A battery is used in an experiment and is connected by a 37.5 cm long gold wire with a diameter of 0.590 mm. If the battery has a voltage of 1.70 V and the resistivity of the wire is 2.4×10-8 Ω m, what is the current in the wire?
L = 0.375 m.
p = 2.4*10^-8 Ohm m.
r = 0.590/2 = 0.295 mm. = 2.95*10^-4 m.
A = pi*r^2 = 3.14*(2.95*10^-4)^2 = 2.7*10^-7 m^2.
R = pL/A = 2.4*10^-8*0.375/2.7*10^-7 = 0.033 Ohms.
I = V/R = 1.7/0.033 = 51A.
To find the current in the wire, we can use Ohm's Law, which states that the current flowing through a conductor is directly proportional to the voltage applied across it and inversely proportional to the resistance of the conductor. The resistance can be calculated using the formula:
Resistance (R) = (ρ x Length) / (Cross-sectional area)
Where:
- Resistance (R) is measured in ohms (Ω)
- Resistivity (ρ) is measured in ohm-meters (Ω*m)
- Length is the length of the wire in meters (m)
- Cross-sectional area is the area of the wire's cross-section in square meters (m^2)

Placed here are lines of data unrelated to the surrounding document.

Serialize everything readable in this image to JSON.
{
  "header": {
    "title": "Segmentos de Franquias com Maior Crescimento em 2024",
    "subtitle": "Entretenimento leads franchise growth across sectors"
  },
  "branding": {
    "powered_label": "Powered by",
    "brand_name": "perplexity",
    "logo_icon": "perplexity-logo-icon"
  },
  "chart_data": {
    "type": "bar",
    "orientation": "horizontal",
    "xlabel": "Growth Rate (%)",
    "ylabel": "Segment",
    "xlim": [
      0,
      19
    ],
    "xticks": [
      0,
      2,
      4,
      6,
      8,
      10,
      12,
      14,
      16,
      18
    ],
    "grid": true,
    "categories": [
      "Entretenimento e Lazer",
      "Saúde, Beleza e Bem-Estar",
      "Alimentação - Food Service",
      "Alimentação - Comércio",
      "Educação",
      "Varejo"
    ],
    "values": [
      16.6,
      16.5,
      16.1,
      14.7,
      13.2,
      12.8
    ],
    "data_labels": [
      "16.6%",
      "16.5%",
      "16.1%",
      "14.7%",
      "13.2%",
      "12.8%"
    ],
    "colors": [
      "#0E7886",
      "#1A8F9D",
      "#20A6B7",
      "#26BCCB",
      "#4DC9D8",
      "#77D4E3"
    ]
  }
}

Let's calculate the resistance of the wire first:
Given:
- Length of the wire (L) = 37.5 cm = 0.375 m
- Diameter of the wire (d) = 0.590 mm = 0.00059 m
- Resistivity of gold (ρ) = 2.4×10^-8 Ω*m
To calculate the cross-sectional area (A) of the wire, we can use the formula:
Cross-sectional area (A) = π x (diameter/2)^2
Now, we can plug these values into the formula:
A = π x (0.00059/2)^2
A ≈ 2.734 x 10^-7 m^2
Now, we can calculate the resistance:
R = (ρ x L) / A
R = (2.4×10^-8 x 0.375) / (2.734 x 10^-7)
R ≈ 3.291 Ω
Once we have the resistance, we can use Ohm's Law to find the current (I):
I = V / R
Given:
- Voltage (V) = 1.70 V
- Resistance (R) = 3.291 Ω
I = 1.70 / 3.291
I ≈ 0.516 A
Therefore, the current flowing through the wire is approximately 0.516 Amperes.